A model of the pathways that may act on stalled replication forks. DNA polymerase stalls at a lesion (triangle). The stalled fork may undergo a DSB (i), or sister strand annealing, template switch events forming a regressed fork (ii) or hemicatenane (iii). DSBs may undergo DNA rejoining by NHEJ, MMEJ, HR, SSA, or telomere addition (not shown). Some genes tested in this study that may regulate each pathway are shown.

Figure 7.

DNA replication-based mechanism of inverted repeat fusion.
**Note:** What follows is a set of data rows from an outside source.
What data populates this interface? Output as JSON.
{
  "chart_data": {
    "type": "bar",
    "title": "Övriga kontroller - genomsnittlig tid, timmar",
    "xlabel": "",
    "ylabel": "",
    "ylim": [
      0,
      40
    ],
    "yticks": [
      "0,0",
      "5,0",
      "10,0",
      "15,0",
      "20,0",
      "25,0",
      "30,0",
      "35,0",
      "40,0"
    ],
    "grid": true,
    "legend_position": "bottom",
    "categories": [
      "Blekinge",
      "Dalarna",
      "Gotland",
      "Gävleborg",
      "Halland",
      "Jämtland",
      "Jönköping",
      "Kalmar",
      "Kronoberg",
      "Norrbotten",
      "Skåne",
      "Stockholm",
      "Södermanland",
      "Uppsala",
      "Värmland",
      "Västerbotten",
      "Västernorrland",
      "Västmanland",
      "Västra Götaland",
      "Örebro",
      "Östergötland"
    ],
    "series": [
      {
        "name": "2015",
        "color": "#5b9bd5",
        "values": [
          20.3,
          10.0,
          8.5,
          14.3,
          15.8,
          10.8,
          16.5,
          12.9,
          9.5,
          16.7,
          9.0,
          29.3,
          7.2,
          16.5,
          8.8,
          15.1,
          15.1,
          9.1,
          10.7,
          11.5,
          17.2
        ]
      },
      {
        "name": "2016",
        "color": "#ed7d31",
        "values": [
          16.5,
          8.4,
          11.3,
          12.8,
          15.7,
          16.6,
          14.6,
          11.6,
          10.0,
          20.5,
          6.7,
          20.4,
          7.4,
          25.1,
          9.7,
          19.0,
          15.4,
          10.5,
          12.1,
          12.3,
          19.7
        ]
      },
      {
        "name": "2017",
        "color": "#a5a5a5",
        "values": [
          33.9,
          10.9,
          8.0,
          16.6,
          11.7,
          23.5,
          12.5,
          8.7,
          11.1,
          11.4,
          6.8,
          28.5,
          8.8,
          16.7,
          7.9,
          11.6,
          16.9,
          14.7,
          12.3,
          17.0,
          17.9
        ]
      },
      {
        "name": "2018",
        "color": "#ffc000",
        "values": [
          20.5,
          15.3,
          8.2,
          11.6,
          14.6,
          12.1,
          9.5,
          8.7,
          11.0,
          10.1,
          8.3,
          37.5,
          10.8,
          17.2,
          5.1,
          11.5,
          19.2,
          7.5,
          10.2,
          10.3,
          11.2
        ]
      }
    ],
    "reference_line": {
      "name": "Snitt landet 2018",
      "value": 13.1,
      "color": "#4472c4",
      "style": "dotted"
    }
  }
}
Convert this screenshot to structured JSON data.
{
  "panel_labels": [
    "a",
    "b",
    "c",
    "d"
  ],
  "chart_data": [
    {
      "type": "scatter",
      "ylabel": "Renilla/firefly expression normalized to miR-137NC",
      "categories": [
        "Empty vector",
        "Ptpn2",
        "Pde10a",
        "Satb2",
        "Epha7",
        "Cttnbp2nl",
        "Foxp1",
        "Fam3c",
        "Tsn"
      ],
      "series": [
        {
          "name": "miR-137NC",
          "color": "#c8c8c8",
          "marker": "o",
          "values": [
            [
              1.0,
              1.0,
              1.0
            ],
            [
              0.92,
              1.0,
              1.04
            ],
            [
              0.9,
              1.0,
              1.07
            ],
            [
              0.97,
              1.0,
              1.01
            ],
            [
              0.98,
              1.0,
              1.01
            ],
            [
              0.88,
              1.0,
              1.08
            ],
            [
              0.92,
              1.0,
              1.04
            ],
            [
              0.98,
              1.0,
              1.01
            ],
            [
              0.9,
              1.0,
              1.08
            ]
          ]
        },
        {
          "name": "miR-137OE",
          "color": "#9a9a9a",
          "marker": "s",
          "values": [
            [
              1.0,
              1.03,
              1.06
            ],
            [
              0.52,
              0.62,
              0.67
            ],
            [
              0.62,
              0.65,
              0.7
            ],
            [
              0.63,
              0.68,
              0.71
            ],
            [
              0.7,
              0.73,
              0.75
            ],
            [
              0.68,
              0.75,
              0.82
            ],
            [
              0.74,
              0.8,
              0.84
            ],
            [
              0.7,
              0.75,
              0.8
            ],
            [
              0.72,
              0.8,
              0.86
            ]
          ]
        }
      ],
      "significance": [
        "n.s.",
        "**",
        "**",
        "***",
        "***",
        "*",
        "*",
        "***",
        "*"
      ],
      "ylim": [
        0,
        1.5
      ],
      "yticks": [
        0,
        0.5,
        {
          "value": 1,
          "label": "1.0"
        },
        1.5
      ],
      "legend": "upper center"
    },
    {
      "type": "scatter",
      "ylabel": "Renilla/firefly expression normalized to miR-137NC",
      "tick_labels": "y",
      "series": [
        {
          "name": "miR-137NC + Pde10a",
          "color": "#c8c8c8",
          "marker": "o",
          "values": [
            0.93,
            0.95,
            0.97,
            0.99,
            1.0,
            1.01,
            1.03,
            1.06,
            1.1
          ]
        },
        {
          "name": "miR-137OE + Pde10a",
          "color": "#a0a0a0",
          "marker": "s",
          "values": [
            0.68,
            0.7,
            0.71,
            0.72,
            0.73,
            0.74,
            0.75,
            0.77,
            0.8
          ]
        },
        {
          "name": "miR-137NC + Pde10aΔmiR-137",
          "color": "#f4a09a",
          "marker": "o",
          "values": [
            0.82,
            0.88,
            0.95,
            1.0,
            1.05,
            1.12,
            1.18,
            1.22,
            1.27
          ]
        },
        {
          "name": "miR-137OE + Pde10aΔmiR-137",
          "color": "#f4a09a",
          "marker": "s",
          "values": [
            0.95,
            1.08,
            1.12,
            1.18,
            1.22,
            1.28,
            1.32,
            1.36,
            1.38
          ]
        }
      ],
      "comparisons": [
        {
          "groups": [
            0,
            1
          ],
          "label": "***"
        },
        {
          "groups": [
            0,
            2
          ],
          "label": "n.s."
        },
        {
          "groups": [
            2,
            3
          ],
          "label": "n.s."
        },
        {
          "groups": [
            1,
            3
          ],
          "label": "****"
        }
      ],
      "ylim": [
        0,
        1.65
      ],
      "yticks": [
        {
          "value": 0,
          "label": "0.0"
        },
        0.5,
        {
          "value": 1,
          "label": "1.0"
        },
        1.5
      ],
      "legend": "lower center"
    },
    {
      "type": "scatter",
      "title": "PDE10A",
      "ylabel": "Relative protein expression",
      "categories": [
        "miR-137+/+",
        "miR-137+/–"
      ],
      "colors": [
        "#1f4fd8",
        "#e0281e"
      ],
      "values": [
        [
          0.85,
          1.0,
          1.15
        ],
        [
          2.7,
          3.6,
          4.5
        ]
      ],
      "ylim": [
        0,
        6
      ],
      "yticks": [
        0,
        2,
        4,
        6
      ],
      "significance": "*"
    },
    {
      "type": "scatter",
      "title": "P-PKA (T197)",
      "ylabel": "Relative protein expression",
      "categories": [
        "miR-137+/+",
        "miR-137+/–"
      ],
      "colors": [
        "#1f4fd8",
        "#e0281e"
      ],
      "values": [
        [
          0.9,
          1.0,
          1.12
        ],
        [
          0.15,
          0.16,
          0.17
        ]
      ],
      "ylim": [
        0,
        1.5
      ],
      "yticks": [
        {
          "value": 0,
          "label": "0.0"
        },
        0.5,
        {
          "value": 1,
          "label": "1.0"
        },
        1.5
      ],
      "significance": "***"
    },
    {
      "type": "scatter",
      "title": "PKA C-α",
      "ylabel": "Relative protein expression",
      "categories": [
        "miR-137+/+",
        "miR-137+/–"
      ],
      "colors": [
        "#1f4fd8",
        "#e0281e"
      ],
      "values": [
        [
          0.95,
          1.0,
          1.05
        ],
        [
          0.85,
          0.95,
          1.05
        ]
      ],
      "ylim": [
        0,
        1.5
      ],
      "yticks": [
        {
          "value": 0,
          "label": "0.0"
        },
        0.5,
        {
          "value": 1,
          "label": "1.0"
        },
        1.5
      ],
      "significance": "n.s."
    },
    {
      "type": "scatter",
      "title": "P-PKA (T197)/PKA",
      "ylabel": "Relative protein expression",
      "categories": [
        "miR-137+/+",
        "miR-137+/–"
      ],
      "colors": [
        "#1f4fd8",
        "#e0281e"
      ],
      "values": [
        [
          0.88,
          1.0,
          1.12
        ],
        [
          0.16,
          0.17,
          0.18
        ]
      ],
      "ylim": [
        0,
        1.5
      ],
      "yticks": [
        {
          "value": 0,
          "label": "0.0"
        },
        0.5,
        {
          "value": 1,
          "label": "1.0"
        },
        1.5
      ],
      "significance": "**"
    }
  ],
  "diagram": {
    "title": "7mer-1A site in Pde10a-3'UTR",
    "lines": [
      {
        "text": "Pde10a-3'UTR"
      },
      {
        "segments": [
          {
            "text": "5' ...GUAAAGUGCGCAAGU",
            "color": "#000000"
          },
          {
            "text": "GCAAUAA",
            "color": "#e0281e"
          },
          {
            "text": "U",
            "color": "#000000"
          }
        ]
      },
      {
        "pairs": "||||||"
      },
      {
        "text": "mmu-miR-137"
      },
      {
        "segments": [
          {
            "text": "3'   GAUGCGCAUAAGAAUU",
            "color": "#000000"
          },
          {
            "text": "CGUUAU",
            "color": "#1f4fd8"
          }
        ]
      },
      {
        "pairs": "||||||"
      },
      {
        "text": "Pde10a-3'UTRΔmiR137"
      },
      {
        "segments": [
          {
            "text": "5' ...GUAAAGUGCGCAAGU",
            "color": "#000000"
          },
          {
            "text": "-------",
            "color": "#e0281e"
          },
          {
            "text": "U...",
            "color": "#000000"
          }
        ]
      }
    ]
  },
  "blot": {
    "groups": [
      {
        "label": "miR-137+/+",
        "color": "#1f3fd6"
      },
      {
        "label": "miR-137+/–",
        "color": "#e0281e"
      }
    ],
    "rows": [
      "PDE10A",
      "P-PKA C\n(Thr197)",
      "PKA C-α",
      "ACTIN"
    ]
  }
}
The top shows a chromosome region that contains inverted repeat sequences (red box, S2; blue box, S3), separated by several kilobases of DNA. The right fork stalls (not shown), then regresses to form the “chicken foot” structure with some S3 sequence at the 3′ end of the regressed strand. On the right, the regressed fork normally reinvades at the appropriate S3 sequence, and forms a Holliday structure that then is cleaved and resolved to restore a fork (after Atkinson and McGlynn 2009). On the left, the regressed fork reinvades at the wrong S2 sequence. Then, the unpaired regressed strand (dark green) is degraded (pacman), and the invaded strand begins to replicate using the blue strand as a template (displacing the blue strand from the red strand and allowing annealing of light green to red, forming the S2–S3 joint; dotted line). Upon completion of replication, ssDNA breaks must separate the left red and blue strands and the gap is filled (thin red arc, details not shown), forming the dicentric with hybrid S2–S3 repeat and one intact S2 repeat. The dicentric may then undergo further instability.